В Чтении (в неконтаминированном тексте) рассказ об убиении Глеба лишен такого противоречия: Глеб бежит от Святополка — его корабль настигают убийцы — Глеб знает их намерения и, не сопротивляясь и не желая гибели своих слуг, безропотно принимает смерть. Составитель списка-протографа Минейного вида Чтения (книжник макариевского скриптория?), обнаружив близость эпизодов гибели Глеба в Сказании и в Чтении (смерть на реке в «насаде»), соединил две версии. При этом было устранено сообщение об ожидании Глебом «целования» от убийц и, соответственно, противоречие, присутствовавшее в источнике — Сказании: теперь Глеб знает о намерениях убийц и с радостью принимает смерть в подражание Христу. В Сказании «вольная жертва»[136] святого не называлась смертью «ради Христа», так как Глеб не был мучеником за веру в собственном смысле слова; однако редактор обозначил смерть Глеба как мученичество во имя Христово, уподобив не имеющий соответствий в византийской агиографии подвиг Глеба «традиционному» принятию смерти мучеником, отказавшимся отречься от Христовой веры. Это редакторское добавление свидетельствует о слабом разграничении в сознании средневековых русских книжников двух «типов» святости — мученичества во имя Христа и добровольного, непротивленческого приятия смерти (страстотерпчества); впрочем, эта вставка («ради Христа») может свидетельствовать и о том, что составитель протографа Минейного вида стремился представить подвиг Глеба подобием мученического, ориентируясь на греческие «образцы» — жития мучеников за веру (тем самым как бы затенялась «необычность» — с точки зрения традиции — «вольной жертвы» Глеба). При этом традиционализм проявлялся на формальном уровне (в этикетной формуле «ради Христа», «за Христа»), выступавшем в качестве более значимого, но не на событийном: смерть Глеба в описании Чтения (в том числе, естественно, и списков Минейного вида) все-таки не имеет ничего общего со страданием за веру. (Впрочем, выражение «за Христа» может быть истолковано в этом контексте и просто как «в подражание страданиям и крестной смерти Христа».)[137]
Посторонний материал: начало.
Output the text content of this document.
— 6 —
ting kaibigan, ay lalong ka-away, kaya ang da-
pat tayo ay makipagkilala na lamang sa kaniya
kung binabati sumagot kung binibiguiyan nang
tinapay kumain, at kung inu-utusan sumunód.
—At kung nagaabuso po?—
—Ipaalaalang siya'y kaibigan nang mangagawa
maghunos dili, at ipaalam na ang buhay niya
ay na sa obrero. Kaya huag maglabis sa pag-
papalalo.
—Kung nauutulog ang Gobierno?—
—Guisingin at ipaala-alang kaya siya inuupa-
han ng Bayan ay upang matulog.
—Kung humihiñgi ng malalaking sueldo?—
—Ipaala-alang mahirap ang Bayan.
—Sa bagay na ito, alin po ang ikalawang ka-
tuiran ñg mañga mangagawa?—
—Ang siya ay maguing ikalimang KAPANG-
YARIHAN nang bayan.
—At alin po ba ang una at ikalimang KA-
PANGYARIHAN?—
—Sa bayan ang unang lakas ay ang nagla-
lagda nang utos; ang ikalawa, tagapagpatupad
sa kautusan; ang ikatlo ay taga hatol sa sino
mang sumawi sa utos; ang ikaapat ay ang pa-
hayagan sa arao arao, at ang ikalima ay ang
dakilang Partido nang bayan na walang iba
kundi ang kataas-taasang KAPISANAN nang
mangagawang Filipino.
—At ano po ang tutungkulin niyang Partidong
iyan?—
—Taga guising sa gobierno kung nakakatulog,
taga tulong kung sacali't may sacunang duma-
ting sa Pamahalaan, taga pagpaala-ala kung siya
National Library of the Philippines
Составитель протографа Минейного вида Чтения сократил при переработке источник — эпизод Сказания и несколько «засушил» его: исчезла антитеза «радующийся душою святой — омрачившиеся душою убийцы». Составитель протографа Минейного вида как бы подражал «скупому» и маловыразительному стилю Несторова жития.
Что касается добавления слова «пакы» во фразу, повествующую о лживом посольстве Святополка к Глебу, то она объясняется стремлением составителя протографа Минейного вида подчеркнуть двойной грех братоубийцы, дважды посылавшего с лживыми словами о дружбе и любви вестников к обоим братьям (в Чтении говорится о таком вестнике Святополка, посланном к Борису, — в Сказании этот эпизод также есть). Таким образом, книжник (макариевского скриптория?) создавал значимый сюжетный повтор. Возможно, что близость сообщений о посольстве Святополка к Борису в Чтении и к Глебу в Сказании навела этого книжника на мысль вставить в Чтение эпизод убийства Глеба из Сказания. В обоих случаях братоубийца Святополк ведет себя одинаково, и версия Сказания о вероломном убиении Глеба могла показаться переписчику-редактору более достоверной, так как соответствовала «почерку» «нового Каина».
Искусное устранение одного противоречия привело, тем не менее, к возникновению новых: Глеба, убежавшего от Святополка и знавшего о его злом умысле и об отцовской смерти, Святополк завлекает известием о болезни отца, зовущего к себе Глеба. Полностью непротиворечивое согласование версий Сказания и Чтения оказалось невозможным.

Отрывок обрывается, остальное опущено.